Sonko explique le refus du pastef de rejoindre le gouvernement sénégalais

Ousmane Sonko clarifie la position du Pastef face à la composition du nouveau gouvernement

Portrait d'Ousmane Sonko lors d'une conférence de presse au Sénégal

Au Sénégal, les déclarations d’Ousmane Sonko, leader du Pastef, ont apporté des éclairages sur les motivations ayant conduit son parti à décliner l’offre de participation au gouvernement dévoilé par le président Bassirou Diomaye Faye. Lors d’une conférence de presse tenue le 2 juin, l’ancien Premier ministre a détaillé les divergences majeures qui ont rendu impossible toute collaboration avec l’équipe exécutive.
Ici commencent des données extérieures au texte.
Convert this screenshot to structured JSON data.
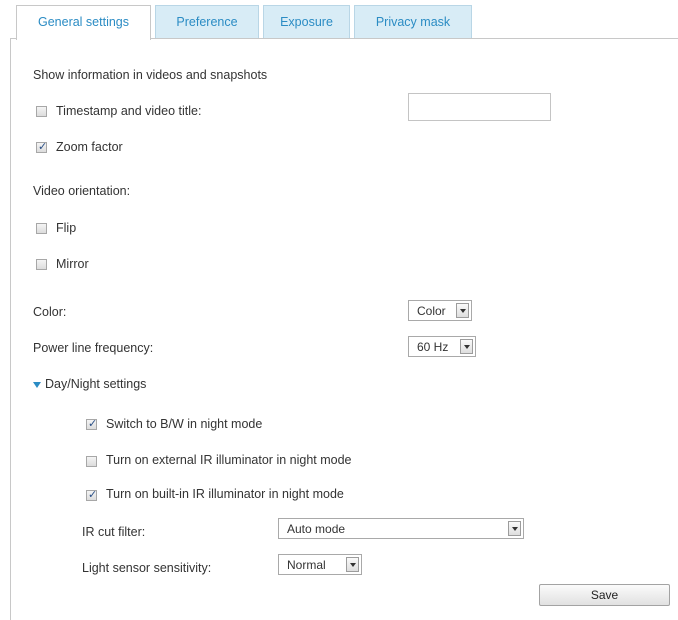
{
  "tabs": [
    "General settings",
    "Preference",
    "Exposure",
    "Privacy mask"
  ],
  "show_info": {
    "heading": "Show information in videos and snapshots",
    "timestamp_label": "Timestamp and video title:",
    "timestamp_checked": false,
    "title_value": "",
    "zoom_label": "Zoom factor",
    "zoom_checked": true
  },
  "orientation": {
    "heading": "Video orientation:",
    "flip_label": "Flip",
    "flip_checked": false,
    "mirror_label": "Mirror",
    "mirror_checked": false
  },
  "color": {
    "label": "Color:",
    "value": "Color"
  },
  "power": {
    "label": "Power line frequency:",
    "value": "60 Hz"
  },
  "daynight": {
    "heading": "Day/Night settings",
    "bw_label": "Switch to B/W in night mode",
    "bw_checked": true,
    "external_ir_label": "Turn on external IR illuminator in night mode",
    "external_ir_checked": false,
    "builtin_ir_label": "Turn on built-in IR illuminator in night mode",
    "builtin_ir_checked": true,
    "ir_cut_label": "IR cut filter:",
    "ir_cut_value": "Auto mode",
    "light_sensor_label": "Light sensor sensitivity:",
    "light_sensor_value": "Normal"
  },
  "save_label": "Save",
  "colors": {
    "tab_text": "#2b8cc4",
    "tab_bg": "#d8ecf6",
    "border": "#c8c8c8"
  }
}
Les désaccords portaient principalement sur deux axes : la vision politique et la répartition des responsabilités ministérielles. Selon Sonko, les propositions du chef de l’État sur des sujets cruciaux comme la gestion de la dette, la justice ou encore les subventions n’ont pas convaincu le Pastef, qui attendait des engagements plus concrets.

Des garanties insuffisantes sur les priorités nationales

Ousmane Sonko a souligné que les réponses apportées par le président Faye et son ministre des Finances concernant la restructuration de la dette sénégalaise auprès du FMI étaient particulièrement décevantes. « Toutes ces réponses sont en demi-teinte », a-t-il résumé, précisant que ni le président ni son équipe n’avaient pris d’engagement ferme en la matière.

Sur la question du pouvoir d’achat, le président avait évoqué une possible application de la « vérité des prix » pour certains produits subventionnés, une mesure jugée insuffisante par le Pastef. Enfin, concernant l’indépendance de la justice, Sonko a balayé d’un revers de main les affirmations du chef de l’État, estimant que le système judiciaire sénégalais n’était pas à la hauteur des attentes.

Une répartition des postes ministériels jugée inacceptable

Le leader du Pastef a également critiqué la composition du gouvernement, où seulement cinq ministres issus de son parti ont été nommés, sans pour autant être reconnus par la direction du mouvement. « Le Pastef n’entrera pas dans un gouvernement où il ne peut pas obtenir au moins la moitié des portefeuilles ministériels », a-t-il martelé.

Malgré cette opposition frontale, Ousmane Sonko a tempéré ses propos en assurant que son parti ne déclencherait pas de motion de censure « à moins d’être attaqué en premier par le président et son équipe ». Une position qui laisse planer une possible tension durable entre le pouvoir et l’opposition, tout en évitant pour l’instant une crise institutionnelle majeure.